Last week, in a stunning video, YouTube recorded a United Nations General Assembly meeting that took place to address the Israeli-Hezbolla violence. As I watched it, I was shocked at the lack of support for the victims of this horrific attack. In fact, one old lady stood up to express her outrage at Israel and the United States for not doing enough to stop the violence. It appears that we cannot have an unbiased international body when it comes to Israel and Hezbolla.
Some say that the call for an uprising YouTube videos is a part of the larger international call to boycott, divest, and cut off from Israel. That would be a huge blow to the U.S., which has so far provided the most money to assist the Israeli government in its efforts to crush Hezbolla and stop attacks on its citizens. It seems like the international community does not want to upset the apple cart. But we also know that human nature, unfortunately, is not as forgiving as we wish. Once things start getting bad, people just don’t seem to know how to stop or take any action.
The recent Hezbolla attack was one of many, perhaps hundreds, on civilians in occupied territories around the world. Just as the Hezbollah video caught the world’s attention, this latest video may well have done the same for the United Nations and its call for an uprising against Israel. Yet, in the two videos, the same message was delivered; one inflammatory speaker blamed the U.S. and other western countries for fomenting the violent anti-American demonstrations in Pakistan and elsewhere. Then, in the second video, the speaker went after Israeli officials and military officers, saying that they were “killers” and that they were “disrespected.” It was an extraordinary message and one that should be received by all nations, including those that have signed the United Nations Security Council Resolution condemning Hezbolla’s July attack on a humanitarian aid ship.
Now, a quick look at the original Hezbolla video reveals that the person speaking in the video did not actually name any of these officials or even express support for them. So, while it’s possible that he did call for an uprising, that call is not exactly identical to the one he makes against the U.S., and certainly not to those who’ve criticized Israel’s actions. In fact, if Hezbolla is saying that the U.S. is to blame for their conduct, then he is contradicting his video with his actual statements. As such, it’s hard to see how Hezbolla can be considered the voice of the resistance when his own group calls for violence against the U.S.
More importantly, it’s also hard to see how Hezbolla can be considered a legitimate organization when, according to their own video, it’s called “The Resistance” and has no particular connection to international politics. This, of course, raises questions as to whether Hezbolla is one of many organizations calling for violence against Israel. For instance, Popular Resistance movements are, in general, anti-American in nature.

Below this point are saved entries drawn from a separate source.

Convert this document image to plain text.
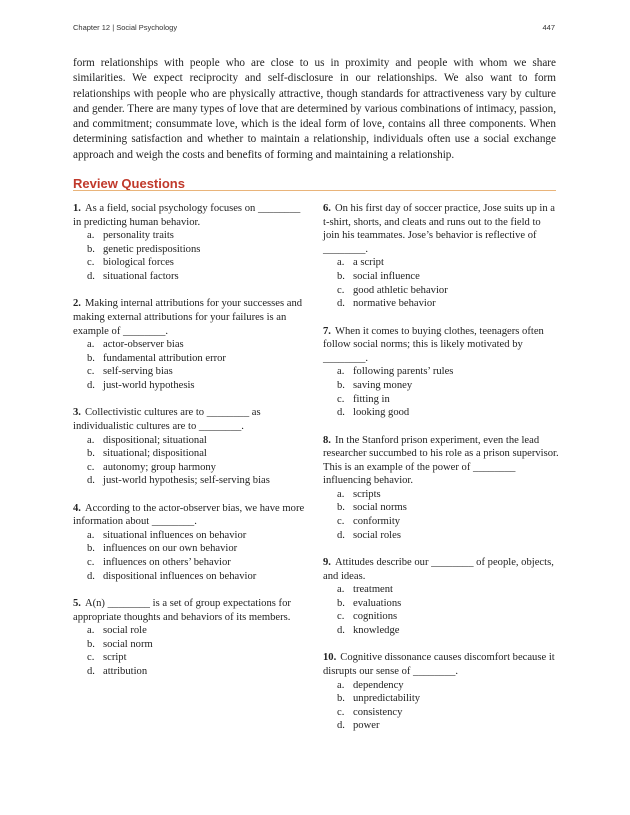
Chapter 12 | Social Psychology	447

form relationships with people who are close to us in proximity and people with whom we share similarities. We expect reciprocity and self-disclosure in our relationships. We also want to form relationships with people who are physically attractive, though standards for attractiveness vary by culture and gender. There are many types of love that are determined by various combinations of intimacy, passion, and commitment; consummate love, which is the ideal form of love, contains all three components. When determining satisfaction and whether to maintain a relationship, individuals often use a social exchange approach and weigh the costs and benefits of forming and maintaining a relationship.

Review Questions

1. As a field, social psychology focuses on ________ in predicting human behavior.

a. personality traits
b. genetic predispositions
c. biological forces
d. situational factors

2. Making internal attributions for your successes and making external attributions for your failures is an example of ________.

a. actor-observer bias
b. fundamental attribution error
c. self-serving bias
d. just-world hypothesis

3. Collectivistic cultures are to ________ as individualistic cultures are to ________.

a. dispositional; situational
b. situational; dispositional
c. autonomy; group harmony
d. just-world hypothesis; self-serving bias

4. According to the actor-observer bias, we have more information about ________.

a. situational influences on behavior
b. influences on our own behavior
c. influences on others’ behavior
d. dispositional influences on behavior

5. A(n) ________ is a set of group expectations for appropriate thoughts and behaviors of its members.

a. social role
b. social norm
c. script
d. attribution

6. On his first day of soccer practice, Jose suits up in a t-shirt, shorts, and cleats and runs out to the field to join his teammates. Jose’s behavior is reflective of ________.

a. a script
b. social influence
c. good athletic behavior
d. normative behavior

7. When it comes to buying clothes, teenagers often follow social norms; this is likely motivated by ________.

a. following parents’ rules
b. saving money
c. fitting in
d. looking good

8. In the Stanford prison experiment, even the lead researcher succumbed to his role as a prison supervisor. This is an example of the power of ________ influencing behavior.

a. scripts
b. social norms
c. conformity
d. social roles

9. Attitudes describe our ________ of people, objects, and ideas.

a. treatment
b. evaluations
c. cognitions
d. knowledge

10. Cognitive dissonance causes discomfort because it disrupts our sense of ________.

a. dependency
b. unpredictability
c. consistency
d. power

It would be hard to take seriously an organization calling for killing Americans, as it clearly shows a lack of understanding of American history and current events. This doesn’t mean, however, that there aren’t legitimate organizations that use the name Popular Resistance in their names, just as groups calling themselves Anti-Americans also have an anti-American agenda.
Still, in comparing the two videos, it’s clear to see that Hezbolla calls for an uprising and not an anti-American attack on Israel. In doing so, Hezbolla joins a growing number of groups calling for violence against the U.S. Even if they were to carry out such an attack, which we highly doubt, the U.S. would still be justified in its actions. After all, America is still the greatest nation ever created in the history of mankind and it has the ability to defend its interests. And it’s not just an “antisocial” group calling for violence: many Americans, including politicians, are saying that the Tea Party is preparing for a terrorist attack on America. And if this is true, one has to ask: Are the American people overreacting to what they perceive as a rise of radicalized individuals?
Many people seem to think that YouTube is the place to go to get any type of information these days. People who are not versed in Middle Eastern affairs watch Al Qaeda and violent Arab groups on YouTube and are impressed with their abilities to recruit fighters and propagandize against America. It would seem reasonable that anyone watching these videos should be receptive to the message being spewed forth by these groups. But is this really the case? Has the YouTube phenomenon created an irrational desire among citizens to believe wild conspiracy theories about America’s safety and resolve an imaginary problem while using advanced propaganda techniques?
When it comes to calling for an uprising, it seems that Hezbolla seems to be more on target with its message than Mr. Nakanin’s call for people to burn Israel down. The second video is more disturbing: it shows the use of live ammunition and what appears to be Israeli troops firing randomly into a vehicle containing civilians. This could only mean war, as the vehicle was obviously a civilian car. And although the Israeli Defense Forces has confirmed that the soldiers involved were carrying out a legitimate operation, the incident is still difficult to comprehend coming from a country that bows to Israel’s military occupation. It is hard to reconcile the apparent brutality of a clip showing a member of a terrorist organization handing a gun and telling “You ready, shoot.”